I woke up this morning like it was any other Thursday.  I heard the garbage trucks rumbling down the street as I went across the house.   I made coffee and did my usual stuff and was working on WRITING A WRONG, when the phone rang.  My husband answered it in another room. And then a few minutes later her came into the kitchen and told me a detective was on the phone.  He was calling to tell me that my brother had died.

A neighbor had noticed that he hadn’t taken his trash can out as he always did and when they looked the window saw that he was lying on the ground.   He was already gone.  No sign of foul play and the medical examiner would determine the cause of death.  They’d had to break in the door.  The detective was very nice and apologized for telling me over the phone, but then he was on the other side of the country.

It was a shock but I had to pull myself together to start dealing with things.  And now I have to fly across the country and take care of everything with no idea what I’m going to be walking into.

All of it would be hard any time, but with the virus even harder.  

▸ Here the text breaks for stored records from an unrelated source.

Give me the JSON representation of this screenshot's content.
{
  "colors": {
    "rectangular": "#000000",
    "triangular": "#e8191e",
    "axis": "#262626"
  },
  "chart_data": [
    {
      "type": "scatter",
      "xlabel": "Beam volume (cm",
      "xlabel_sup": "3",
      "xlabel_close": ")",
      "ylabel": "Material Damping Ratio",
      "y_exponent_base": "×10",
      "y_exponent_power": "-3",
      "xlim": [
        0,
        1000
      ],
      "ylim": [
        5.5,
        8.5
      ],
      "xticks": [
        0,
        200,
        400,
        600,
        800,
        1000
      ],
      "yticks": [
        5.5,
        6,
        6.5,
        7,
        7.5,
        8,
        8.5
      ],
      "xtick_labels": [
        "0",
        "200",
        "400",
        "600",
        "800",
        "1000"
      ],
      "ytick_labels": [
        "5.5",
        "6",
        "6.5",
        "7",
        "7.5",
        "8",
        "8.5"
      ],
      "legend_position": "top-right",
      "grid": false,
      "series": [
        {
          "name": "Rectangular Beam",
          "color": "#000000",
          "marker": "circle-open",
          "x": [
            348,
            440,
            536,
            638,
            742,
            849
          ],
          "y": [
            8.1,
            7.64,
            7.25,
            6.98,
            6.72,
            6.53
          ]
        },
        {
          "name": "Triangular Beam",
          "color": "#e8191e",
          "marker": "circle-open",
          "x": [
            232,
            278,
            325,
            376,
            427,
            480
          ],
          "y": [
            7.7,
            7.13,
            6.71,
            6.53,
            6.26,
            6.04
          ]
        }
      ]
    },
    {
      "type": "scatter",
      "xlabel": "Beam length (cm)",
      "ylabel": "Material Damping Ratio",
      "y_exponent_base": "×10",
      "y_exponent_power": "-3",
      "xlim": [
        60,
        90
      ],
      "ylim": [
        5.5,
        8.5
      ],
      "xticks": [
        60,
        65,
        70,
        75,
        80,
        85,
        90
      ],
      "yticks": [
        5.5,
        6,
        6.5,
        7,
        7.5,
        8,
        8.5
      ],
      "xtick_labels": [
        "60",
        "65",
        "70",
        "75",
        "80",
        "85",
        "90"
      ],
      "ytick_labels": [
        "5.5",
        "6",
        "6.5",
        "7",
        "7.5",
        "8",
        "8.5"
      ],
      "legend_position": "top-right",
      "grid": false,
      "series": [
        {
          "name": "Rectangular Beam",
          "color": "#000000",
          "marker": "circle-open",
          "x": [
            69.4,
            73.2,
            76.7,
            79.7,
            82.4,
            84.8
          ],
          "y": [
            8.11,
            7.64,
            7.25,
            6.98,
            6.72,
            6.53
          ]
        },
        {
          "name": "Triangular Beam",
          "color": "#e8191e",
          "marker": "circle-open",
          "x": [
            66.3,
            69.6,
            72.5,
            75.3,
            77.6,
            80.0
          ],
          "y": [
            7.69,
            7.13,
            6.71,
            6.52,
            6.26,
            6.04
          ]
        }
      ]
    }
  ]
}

We always got along, though we haven’t really been close for years, but we knew each other was there.  I’d call him when he was going through something that worried him and just listen. He’d call me when some disaster struck near me to make sure I was okay.  And now no more.

10 comments:

Miss Merry said...

I am so very sorry for the loss of your brother.

Dee W said...

I am so sorry, it's hard to lose a family member. No one knows your story like them. We will keep you in our thoughts as you move thru this.

Betty Hechtman said...

Thank you, Miss Merry. Kind thoughts really help.

Betty Hechtman said...

Dee W, you are right about nobody knowing your story like family. Kind thoughts help. It is as if they are like the whisper of a hugs.

Linda Osborn said...

So sorry for your loss. In these stressful times, it seems to make things all the harder. My thoughts and prayers go with you as you travel to make arrangements. Allow yourself time to think and grieve, don't push yourself too hard. Books can wait a few days.

Betty Hechtman said...

Linda Osborn, thank you for your kind thoughts. It means a lot. What makes it harder is I have no idea what I'm walking into. I've never been to my brothers place. I'm trying to figure out what arrangements I heed to make for clean up etc. Then all the concerns about masks, gloves for flying and how you have to arrange things for going through security.

chkntza said...

I'm so sorry to hear of your loss. Take one day at a time. You will figure it out. Be safe and take care.

Betty Hechtman said...

Chkntza, Thank you for your thoughts. That is exactly what I'm trying to do.

Linda O. Johnston said...

Oh, Betty, I am so very sorry for your loss. I can identify with it, since I lost my younger brother a few years ago. Hugs, and take care of yourself.

Betty Hechtman said...

Linda, thank you. The worst part is over. This morning I went to his place for the first time and had to see where it happened.